A collection of four national wildlife refuges, the Bison Range is a scenic expanse of western high prairie—true Big Sky country. It was established by Teddy Roosevelt in 1908, marking the first time federal funds were allotted to protect a specific species. The immense site itself is all about wildlife and scenery: The drive and encounters with animals are singular. Gas up your vehicle at the Moiese Mercantile near the front gate and settle-in for a cruise through living wilderness.
As the “guardian of Montana’s memory,” the Montana Historical Society is the official state repository for records of permanent value.

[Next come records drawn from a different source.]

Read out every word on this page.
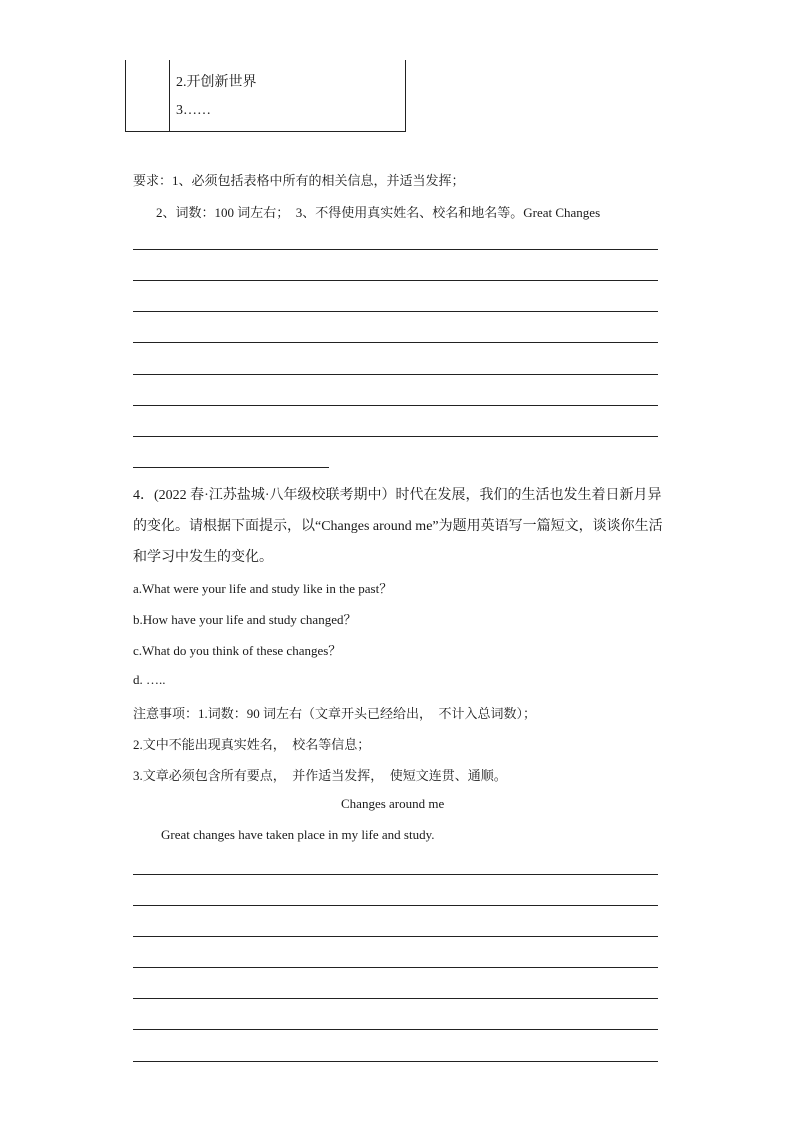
2.开创新世界
3……
要求：1、必须包括表格中所有的相关信息，并适当发挥；
2、词数：100 词左右；　3、不得使用真实姓名、校名和地名等。Great Changes
4．(2022 春·江苏盐城·八年级校联考期中）时代在发展，我们的生活也发生着日新月异
的变化。请根据下面提示，以“Changes around me”为题用英语写一篇短文，谈谈你生活
和学习中发生的变化。
a.What were your life and study like in the past？
b.How have your life and study changed？
c.What do you think of these changes？
d. …..
注意事项：1.词数：90 词左右（文章开头已经给出，　不计入总词数）；
2.文中不能出现真实姓名，　校名等信息；
3.文章必须包含所有要点，　并作适当发挥，　使短文连贯、通顺。
Changes around me
Great changes have taken place in my life and study.
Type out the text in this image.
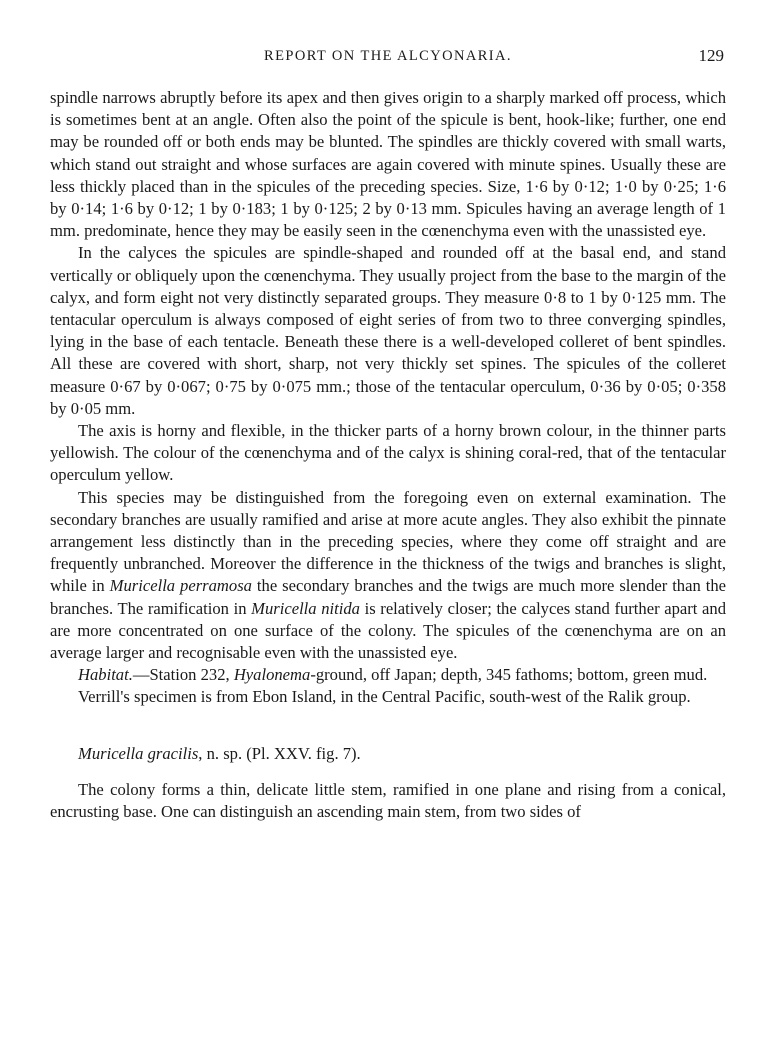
REPORT ON THE ALCYONARIA.	129

spindle narrows abruptly before its apex and then gives origin to a sharply marked off process, which is sometimes bent at an angle. Often also the point of the spicule is bent, hook-like; further, one end may be rounded off or both ends may be blunted. The spindles are thickly covered with small warts, which stand out straight and whose surfaces are again covered with minute spines. Usually these are less thickly placed than in the spicules of the preceding species. Size, 1·6 by 0·12; 1·0 by 0·25; 1·6 by 0·14; 1·6 by 0·12; 1 by 0·183; 1 by 0·125; 2 by 0·13 mm. Spicules having an average length of 1 mm. predominate, hence they may be easily seen in the cœnenchyma even with the unassisted eye.

In the calyces the spicules are spindle-shaped and rounded off at the basal end, and stand vertically or obliquely upon the cœnenchyma. They usually project from the base to the margin of the calyx, and form eight not very distinctly separated groups. They measure 0·8 to 1 by 0·125 mm. The tentacular operculum is always composed of eight series of from two to three converging spindles, lying in the base of each tentacle. Beneath these there is a well-developed colleret of bent spindles. All these are covered with short, sharp, not very thickly set spines. The spicules of the colleret measure 0·67 by 0·067; 0·75 by 0·075 mm.; those of the tentacular operculum, 0·36 by 0·05; 0·358 by 0·05 mm.

The axis is horny and flexible, in the thicker parts of a horny brown colour, in the thinner parts yellowish. The colour of the cœnenchyma and of the calyx is shining coral-red, that of the tentacular operculum yellow.

This species may be distinguished from the foregoing even on external examination. The secondary branches are usually ramified and arise at more acute angles. They also exhibit the pinnate arrangement less distinctly than in the preceding species, where they come off straight and are frequently unbranched. Moreover the difference in the thickness of the twigs and branches is slight, while in Muricella perramosa the secondary branches and the twigs are much more slender than the branches. The ramification in Muricella nitida is relatively closer; the calyces stand further apart and are more concentrated on one surface of the colony. The spicules of the cœnenchyma are on an average larger and recognisable even with the unassisted eye.

Habitat.—Station 232, Hyalonema-ground, off Japan; depth, 345 fathoms; bottom, green mud.

Verrill's specimen is from Ebon Island, in the Central Pacific, south-west of the Ralik group.

Muricella gracilis, n. sp. (Pl. XXV. fig. 7).

The colony forms a thin, delicate little stem, ramified in one plane and rising from a conical, encrusting base. One can distinguish an ascending main stem, from two sides of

The museum is an impressive collection of fine art, archaeology, and it preserves the original Governor’s Mansion. A particularly intriguing aspect is its ideal presentation of Montana frontiersmen history. It’s a wonderful, state-funded representation of history and local art.
Not all prisons are created equal. The Territorial Prison in Deer Lodge is historic for its particular harshness and its hodge-podge of inmates. The century-long operation welcomed its first incarcerate in 1871. Within the cold, stony fortress, prisoners adorned drab gray and followed a painted yellow line around the complex. Those who threatened escape wore concrete shoes and the occasional bribery scandal between inmate and guard exploded into riot. The walls still reverberate with stories and scandal, and tours of the prison give life to its long history.
The Waldorf Astoria. The Plaza Hotel. The Moss Mansion. These architectural masterpieces were all designed by Henry Hardenbergh. And all have been featured on the silver screen. Simultaneously capitalizing upon and helping fuel the vibrancy of Billings at the time, the Moss family felt at the epicenter of the (western American) world. PB Moss wrote to his wife: “There is more happening in Billings, Montana, at midnight than at noon in Paris, Missouri.” The mansion embodies the developing west at the time: Beautifully antique yet surprisingly inventive and full of then-modern amenities. The guided tours bring one in intimate contact with the home and its century-worth of Montanan pioneering.